Kindergeld - verlängerter Anspruch

Das Bundesfinanzministerium hat seine Auffassung zur Erwerbstätigkeitsprüfung bei volljährigen Kindern geändert.

Bei sogenannten mehraktigen Ausbildungen, Masterstudiengängen und studienintegrierten Ausbildungen haben Eltern nach der neuen Auffassung einen Kindergeldanspruch.

Bisher galt folgendes: Volljährige Kinder können nach dem Abschluss einer erstmaligen Berufsausbildung oder eines Erststudiums steuerlich bei den Eltern nur noch berücksichtigt werden, wenn sie etwa weiter in Ausbildung sind und keiner Erwerbstätigkeit von mehr als 20 Wochenstunden nachgehen (§ 32 Absatz 4 Satz 2 und 3 EStG).

Zur Entwicklung

In der letzten Zeit hat der Bundesfinanzhof (BFH) elternfreundliche Entscheidungen getroffen. Denn der BFH geht zunehmend auch bei mehreren, weiteren Ausbildungsabschnitten noch von einer einheitlichen Erstausbildung aus, sodass die Prüfung der etwaigen Erwerbstätigkeit gar nicht zum Zuge kommt. Das Bundesministerium für Finanzen (BMF) hat mit seinem Schreiben vom 8.2.2016 diese Rechtsprechungsgrundsätze übernommen.
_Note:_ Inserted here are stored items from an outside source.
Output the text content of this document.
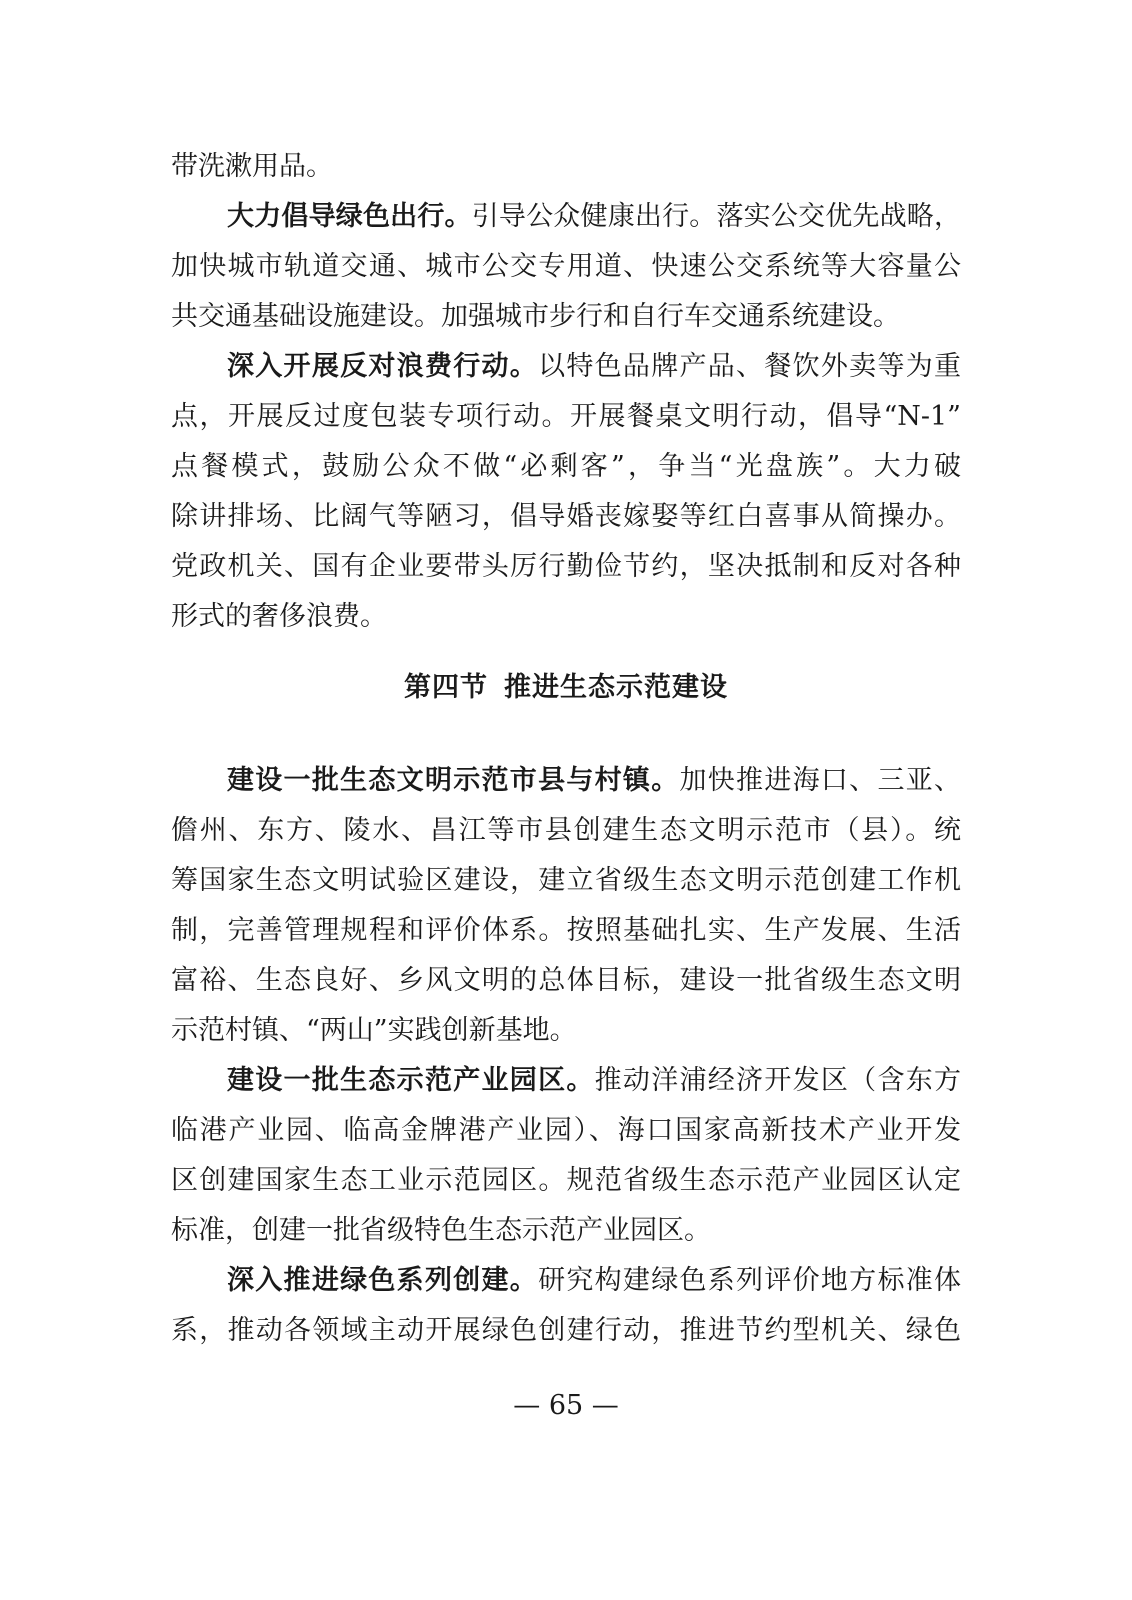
带洗漱用品。
大力倡导绿色出行。引导公众健康出行。落实公交优先战略，
加快城市轨道交通、城市公交专用道、快速公交系统等大容量公
共交通基础设施建设。加强城市步行和自行车交通系统建设。
深入开展反对浪费行动。以特色品牌产品、餐饮外卖等为重
点，开展反过度包装专项行动。开展餐桌文明行动，倡导“N-1”
点餐模式，鼓励公众不做“必剩客”，争当“光盘族”。大力破
除讲排场、比阔气等陋习，倡导婚丧嫁娶等红白喜事从简操办。
党政机关、国有企业要带头厉行勤俭节约，坚决抵制和反对各种
形式的奢侈浪费。
第四节 推进生态示范建设
建设一批生态文明示范市县与村镇。加快推进海口、三亚、
儋州、东方、陵水、昌江等市县创建生态文明示范市（县）。统
筹国家生态文明试验区建设，建立省级生态文明示范创建工作机
制，完善管理规程和评价体系。按照基础扎实、生产发展、生活
富裕、生态良好、乡风文明的总体目标，建设一批省级生态文明
示范村镇、“两山”实践创新基地。
建设一批生态示范产业园区。推动洋浦经济开发区（含东方
临港产业园、临高金牌港产业园）、海口国家高新技术产业开发
区创建国家生态工业示范园区。规范省级生态示范产业园区认定
标准，创建一批省级特色生态示范产业园区。
深入推进绿色系列创建。研究构建绿色系列评价地方标准体
系，推动各领域主动开展绿色创建行动，推进节约型机关、绿色
— 65 —
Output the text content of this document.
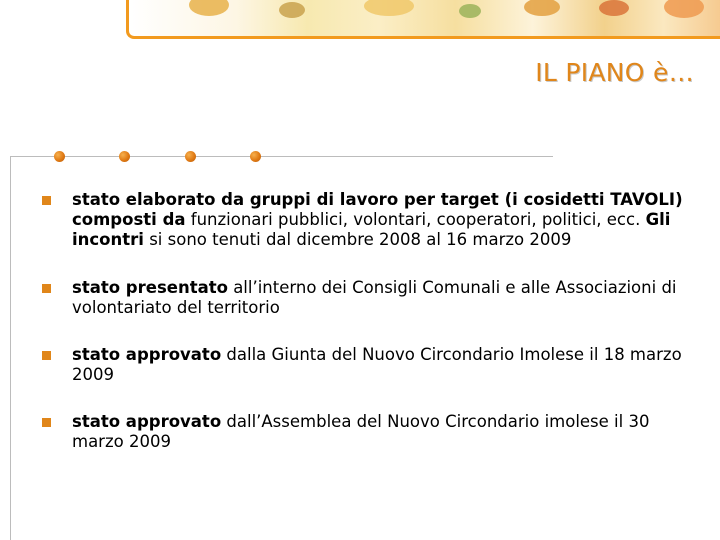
IL PIANO è…
stato elaborato da gruppi di lavoro per target (i cosidetti TAVOLI) composti da funzionari pubblici, volontari, cooperatori, politici, ecc. Gli incontri si sono tenuti dal dicembre 2008 al 16 marzo 2009
stato presentato all’interno dei Consigli Comunali e alle Associazioni di volontariato del territorio
stato approvato dalla Giunta del Nuovo Circondario Imolese il 18 marzo 2009
stato approvato dall’Assemblea del Nuovo Circondario imolese il 30 marzo 2009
Eine weiterführende Ausbildung (zum Beispiel BWL-Bachelorstudium nach der Ausbildung zur Bankkaufrau) kann danach noch Teil einer Erstausbildung sein kann, sofern das Kind sein angestrebtes Berufsziel noch nicht erreicht hat.

Erforderlicher zeitlicher und sachlicher Zusammenhang: Die Auslegung verschiedener Ausbildungsabschnitte als einheitliche Erstausbildung kommt allerdings nur in Betracht, wenn beide Ausbildungsteile in einem engen sachlichen Zusammenhang stehen (zum Beispiel dieselbe Berufssparte betreffen) und zeitlich eng miteinander verknüpft sind, zum Beispiel wenn das Kind die Ausbildung zum nächstmöglichen Zeitpunkt aufnimmt.

Masterstudium: Für den Fall der sogenannten konsekutiven (mehrteilige) Masterstudiengänge hat das BMF ebenfalls auf die BFH-Rechtsprechung (Urteil v. 3.9.2015 - VI R 9/15) reagiert. Ein Masterstudium zählt danach noch zur Erstausbildung, wenn es zeitlich und inhaltlich auf den Bachelorstudiengang abgestimmt ist.

Beispiel: Der Student übt neben dem Studium einen Kellner-Aushilfsjob für 25 Stunden wöchentlich aus. Er schließt an das BWL-Bachelor-Studium noch den Master-Studiengang an. Folge: Auch in der Phase des Masterstudiums ist der Job unschädlich. Die Eltern behalten bis zur Vollendung des 25. Lebensjahres ihres Nachwuchses den Anspruch auf Kindergeld bzw. die Freibeträge für Kinder.

Als unter 25-Jähriger darf man nach Abschluss der Ausbildung nicht mehr als 20 Stunden arbeiten, wenn die Eltern das Kindergeld und den –freibetrag beanspruchen wollen. Die 20-Stunden-Regelung darf jedoch überschritten werden, wenn das Finanzamt die Ausbildung als konsekutiv (mehrteilig) und noch nicht beendet anerkennt - natürlich nur bis zum 25. Lebensjahr.

Gut zu wissen: Diese Änderung gilt für Steuer-Veranlagungszeiträume ab 2015.